What pujo food means to us...

One of the many draws of Durga Puja is the number of food stalls in make-shift tents that are set up during the Puja days, dotting the city lanes and bylanes. The sheer variety of items is a testament to the fact that food has and probably always will be one of the most crucial mediums through which people celebrate. Even in households, there is almost a ritualistic way of cooking food during the festivities, be it by adhering to strict scriptures or to certain family traditions. Our idea of Durga Puja certainly could not let go of the joy of food and cooking that is part of the festival season.

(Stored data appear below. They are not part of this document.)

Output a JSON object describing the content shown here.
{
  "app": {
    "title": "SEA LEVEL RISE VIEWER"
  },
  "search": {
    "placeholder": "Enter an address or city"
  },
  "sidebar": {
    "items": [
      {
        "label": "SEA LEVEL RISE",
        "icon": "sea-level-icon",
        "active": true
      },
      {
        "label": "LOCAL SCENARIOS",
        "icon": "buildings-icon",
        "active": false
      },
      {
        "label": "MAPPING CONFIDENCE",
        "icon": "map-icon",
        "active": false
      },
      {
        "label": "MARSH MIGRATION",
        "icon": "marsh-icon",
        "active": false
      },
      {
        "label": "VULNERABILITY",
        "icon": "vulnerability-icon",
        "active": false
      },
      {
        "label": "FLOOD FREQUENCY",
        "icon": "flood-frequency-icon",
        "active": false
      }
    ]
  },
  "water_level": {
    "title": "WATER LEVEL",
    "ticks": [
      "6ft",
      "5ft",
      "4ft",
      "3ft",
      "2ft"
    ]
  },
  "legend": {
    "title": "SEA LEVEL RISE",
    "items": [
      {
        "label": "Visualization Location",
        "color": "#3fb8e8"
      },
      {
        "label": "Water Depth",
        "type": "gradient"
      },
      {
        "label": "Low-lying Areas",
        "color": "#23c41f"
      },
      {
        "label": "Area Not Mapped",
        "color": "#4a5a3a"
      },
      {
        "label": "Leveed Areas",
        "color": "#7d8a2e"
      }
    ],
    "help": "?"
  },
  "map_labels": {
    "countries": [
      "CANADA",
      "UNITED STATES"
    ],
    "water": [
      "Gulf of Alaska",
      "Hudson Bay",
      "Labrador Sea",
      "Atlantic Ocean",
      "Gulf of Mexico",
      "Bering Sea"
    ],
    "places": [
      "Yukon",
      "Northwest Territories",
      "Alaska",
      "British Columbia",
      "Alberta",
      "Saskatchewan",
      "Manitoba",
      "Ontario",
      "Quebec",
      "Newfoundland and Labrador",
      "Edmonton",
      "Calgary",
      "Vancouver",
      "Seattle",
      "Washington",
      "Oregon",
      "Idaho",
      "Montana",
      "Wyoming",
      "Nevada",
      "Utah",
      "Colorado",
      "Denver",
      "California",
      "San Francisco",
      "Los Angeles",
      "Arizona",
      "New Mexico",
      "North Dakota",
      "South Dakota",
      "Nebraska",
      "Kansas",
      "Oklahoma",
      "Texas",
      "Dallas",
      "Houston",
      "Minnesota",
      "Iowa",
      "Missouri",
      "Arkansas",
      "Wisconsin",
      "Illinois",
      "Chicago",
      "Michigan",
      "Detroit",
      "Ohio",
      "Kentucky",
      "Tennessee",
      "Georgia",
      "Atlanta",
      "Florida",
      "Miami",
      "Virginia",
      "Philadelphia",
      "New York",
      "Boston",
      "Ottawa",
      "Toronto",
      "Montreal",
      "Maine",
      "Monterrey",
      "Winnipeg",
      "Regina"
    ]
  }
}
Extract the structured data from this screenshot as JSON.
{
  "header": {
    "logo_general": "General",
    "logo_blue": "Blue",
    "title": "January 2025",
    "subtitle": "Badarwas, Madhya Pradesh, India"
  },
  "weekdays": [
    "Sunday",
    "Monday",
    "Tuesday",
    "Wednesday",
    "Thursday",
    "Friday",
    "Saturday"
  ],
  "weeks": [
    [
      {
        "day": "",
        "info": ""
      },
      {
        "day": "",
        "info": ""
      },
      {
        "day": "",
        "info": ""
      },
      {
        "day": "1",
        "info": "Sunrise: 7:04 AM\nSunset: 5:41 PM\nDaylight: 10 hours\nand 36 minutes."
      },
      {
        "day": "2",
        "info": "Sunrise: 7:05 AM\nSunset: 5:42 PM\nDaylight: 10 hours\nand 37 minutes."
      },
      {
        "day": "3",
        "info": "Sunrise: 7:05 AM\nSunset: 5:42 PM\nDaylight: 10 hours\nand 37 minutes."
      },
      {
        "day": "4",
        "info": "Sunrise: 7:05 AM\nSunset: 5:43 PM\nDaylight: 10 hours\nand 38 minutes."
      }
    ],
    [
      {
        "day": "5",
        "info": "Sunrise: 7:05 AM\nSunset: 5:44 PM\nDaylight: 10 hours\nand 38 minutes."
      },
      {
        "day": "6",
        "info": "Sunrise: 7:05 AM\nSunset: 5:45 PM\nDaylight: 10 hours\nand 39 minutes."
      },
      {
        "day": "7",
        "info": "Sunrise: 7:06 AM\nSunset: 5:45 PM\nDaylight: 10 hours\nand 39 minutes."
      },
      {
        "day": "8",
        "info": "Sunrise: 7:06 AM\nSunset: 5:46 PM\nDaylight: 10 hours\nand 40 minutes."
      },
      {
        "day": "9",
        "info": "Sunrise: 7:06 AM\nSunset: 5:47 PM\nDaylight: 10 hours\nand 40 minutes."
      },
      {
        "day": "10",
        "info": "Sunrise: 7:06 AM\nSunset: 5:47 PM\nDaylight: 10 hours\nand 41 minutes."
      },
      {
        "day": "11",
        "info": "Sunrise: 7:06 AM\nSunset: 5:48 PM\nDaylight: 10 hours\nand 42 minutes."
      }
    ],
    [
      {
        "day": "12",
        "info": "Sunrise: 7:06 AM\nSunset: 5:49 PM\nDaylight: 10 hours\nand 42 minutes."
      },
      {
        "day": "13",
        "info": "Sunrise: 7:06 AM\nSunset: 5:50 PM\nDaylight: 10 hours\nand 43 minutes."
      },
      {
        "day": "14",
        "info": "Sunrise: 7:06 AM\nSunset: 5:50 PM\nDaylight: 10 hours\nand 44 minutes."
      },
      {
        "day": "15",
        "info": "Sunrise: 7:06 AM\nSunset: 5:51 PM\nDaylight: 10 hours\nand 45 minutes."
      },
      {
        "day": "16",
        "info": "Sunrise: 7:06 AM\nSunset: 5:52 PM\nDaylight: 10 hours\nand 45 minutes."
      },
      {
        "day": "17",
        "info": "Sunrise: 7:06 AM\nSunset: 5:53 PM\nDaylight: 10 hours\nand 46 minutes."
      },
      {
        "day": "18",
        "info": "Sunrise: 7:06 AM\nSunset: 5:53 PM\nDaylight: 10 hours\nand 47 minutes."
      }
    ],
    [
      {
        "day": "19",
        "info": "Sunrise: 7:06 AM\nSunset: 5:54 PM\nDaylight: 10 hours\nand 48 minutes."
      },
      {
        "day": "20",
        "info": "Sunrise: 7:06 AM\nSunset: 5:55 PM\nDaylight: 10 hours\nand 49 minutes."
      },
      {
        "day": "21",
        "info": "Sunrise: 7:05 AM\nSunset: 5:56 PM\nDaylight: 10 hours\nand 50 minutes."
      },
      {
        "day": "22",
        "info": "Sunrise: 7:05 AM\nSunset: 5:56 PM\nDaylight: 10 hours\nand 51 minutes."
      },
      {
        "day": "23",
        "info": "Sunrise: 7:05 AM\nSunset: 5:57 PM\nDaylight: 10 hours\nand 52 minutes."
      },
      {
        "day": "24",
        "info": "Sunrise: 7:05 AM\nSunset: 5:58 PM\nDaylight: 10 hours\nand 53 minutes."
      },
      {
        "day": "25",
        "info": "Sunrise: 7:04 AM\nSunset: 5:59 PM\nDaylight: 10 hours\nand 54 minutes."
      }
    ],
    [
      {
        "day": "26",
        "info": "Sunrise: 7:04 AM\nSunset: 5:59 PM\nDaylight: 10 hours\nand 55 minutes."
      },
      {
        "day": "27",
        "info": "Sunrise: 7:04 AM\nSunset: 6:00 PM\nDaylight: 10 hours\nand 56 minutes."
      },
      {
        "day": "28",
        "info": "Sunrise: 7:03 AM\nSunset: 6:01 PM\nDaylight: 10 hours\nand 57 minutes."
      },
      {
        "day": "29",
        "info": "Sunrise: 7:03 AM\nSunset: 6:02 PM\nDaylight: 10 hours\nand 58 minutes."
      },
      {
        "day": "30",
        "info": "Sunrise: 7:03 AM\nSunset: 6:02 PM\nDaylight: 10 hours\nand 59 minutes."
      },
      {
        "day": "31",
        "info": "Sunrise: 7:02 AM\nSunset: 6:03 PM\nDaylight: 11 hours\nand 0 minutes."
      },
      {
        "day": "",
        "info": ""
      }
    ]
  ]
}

For our Durga Puja spread, we started off by paying our homage to early morning wanderings in shorot and almost chancing upon a small hole-in-the-wall that serves Bengali breakfast, i.e. a healthy dose of sweet chola daal with kochuri; we substituted kochuri to have a dhakai porotta which seemed to us more festive. For the next dishes, we continued going back to our personal memories of Puja food. So, ideas of particularly pujo food were played around with to offer a spread that is distinctively festive and yet familiar with special honourable mentions of dishes like chaap with considerable street cred. What we had finally was something that we thought reflects the spirit of pujo in Kolkata, where shukto, a strictly vegetarian, ‘holy’ dish can easily become part of a spread that features chaap, a dish with arguably ‘mleccho’ (foreign, dirty) origins.